You can then write it like this:

autolocker_t lock = makelocker(&my_lock);

Once the const reference goes out of scope, the destructor is called. It doesn't need to be virtual. At least GCC optimizes this quite well.

Sadly, this means you have to make your locker-object copyable since you need to return it from the maker function. But the old object won't try to unlock twice, because its pointer is set to 0 when it's copied, so it's safe.

Answer 4

Obviously you can't get away with autolocker being a template, because you want to use it as a type, and templates must be instantiated in order to obtain types.
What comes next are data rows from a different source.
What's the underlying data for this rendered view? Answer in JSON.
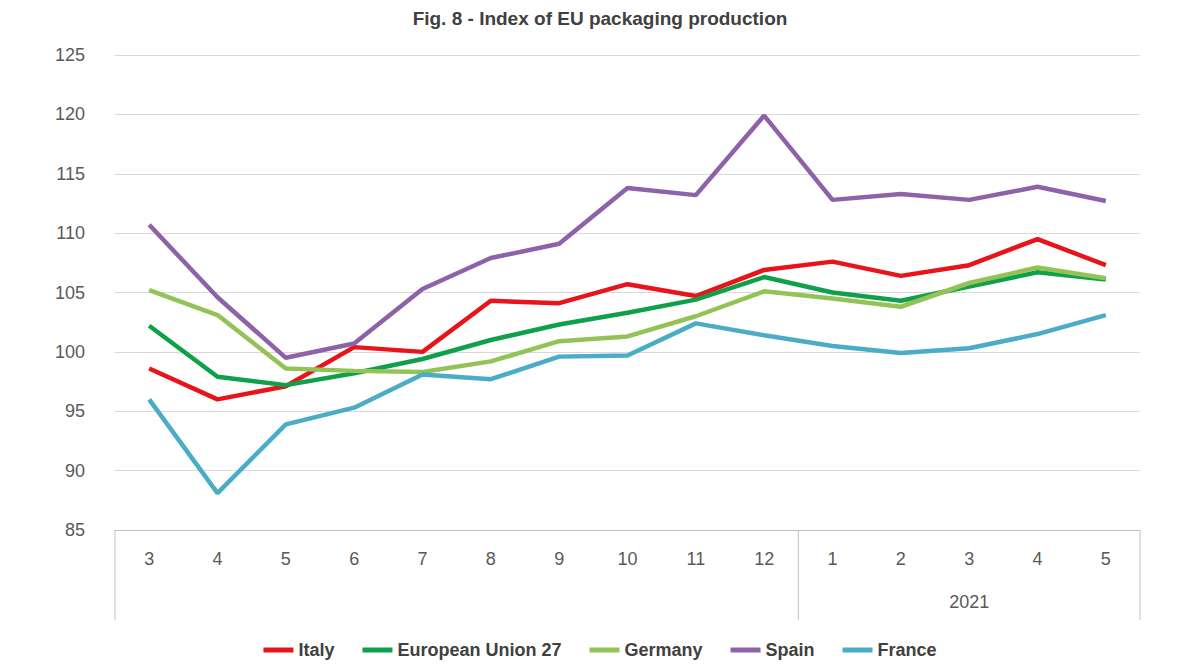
{
  "chart_data": {
    "type": "line",
    "title": "Fig. 8 - Index of EU packaging production",
    "categories": [
      "3",
      "4",
      "5",
      "6",
      "7",
      "8",
      "9",
      "10",
      "11",
      "12",
      "1",
      "2",
      "3",
      "4",
      "5"
    ],
    "x_group_label": "2021",
    "series": [
      {
        "name": "Italy",
        "color": "#e8141b",
        "values": [
          98.6,
          96.0,
          97.1,
          100.4,
          100.0,
          104.3,
          104.1,
          105.7,
          104.7,
          106.9,
          107.6,
          106.4,
          107.3,
          109.5,
          107.3
        ]
      },
      {
        "name": "European Union 27",
        "color": "#0fa14a",
        "values": [
          102.2,
          97.9,
          97.2,
          98.2,
          99.4,
          101.0,
          102.3,
          103.3,
          104.4,
          106.3,
          105.0,
          104.3,
          105.5,
          106.7,
          106.1
        ]
      },
      {
        "name": "Germany",
        "color": "#93c356",
        "values": [
          105.2,
          103.1,
          98.6,
          98.4,
          98.3,
          99.2,
          100.9,
          101.3,
          103.0,
          105.1,
          104.5,
          103.8,
          105.8,
          107.1,
          106.2
        ]
      },
      {
        "name": "Spain",
        "color": "#8e62a8",
        "values": [
          110.7,
          104.6,
          99.5,
          100.7,
          105.3,
          107.9,
          109.1,
          113.8,
          113.2,
          119.9,
          112.8,
          113.3,
          112.8,
          113.9,
          112.7
        ]
      },
      {
        "name": "France",
        "color": "#4aacc5",
        "values": [
          96.0,
          88.1,
          93.9,
          95.3,
          98.1,
          97.7,
          99.6,
          99.7,
          102.4,
          101.4,
          100.5,
          99.9,
          100.3,
          101.5,
          103.1
        ]
      }
    ],
    "ylim": [
      85,
      125
    ],
    "yticks": [
      85,
      90,
      95,
      100,
      105,
      110,
      115,
      120,
      125
    ],
    "grid": true,
    "legend": "bottom"
  }
}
But type-erasure might be used to do what you want. You turn the class template into a class and its constructor into a member template. But then you'd have to dynamically allocate an inner implementation object.
Better, store a pointer to a function that performs the unlock and let that function be an instance of a template chosen by the templatized constructor. Something along these lines:

// Comeau compiles this, but I haven't tested it. 
class autolocker {
public:
    template< typename T >
    autolocker(T *l) : lock_(l), unlock_(&unlock<T>) { l->lock(); }

    ~autolocker()                                    { unlock_(lock_); }
private:
    autolocker(const autolocker&);
    autolocker& operator=(const autolocker&);
private:
    typedef void (*unlocker_func_)(void*);

    void *lock_;
    unlocker_func_ unlock_;

    template <typename T>
    static void unlock(void* lock)                   { ((T*)lock)->unlock(); }
};

I haven't actually tried this and the syntax might be wrong (I'm not sure how to take the address of a specific function template instance), but I think this should be doable in principle. Maybe someone comes along and fixes what I got wrong.

I like this a lot more than the scope guard, which, for some reason, I never really liked at all.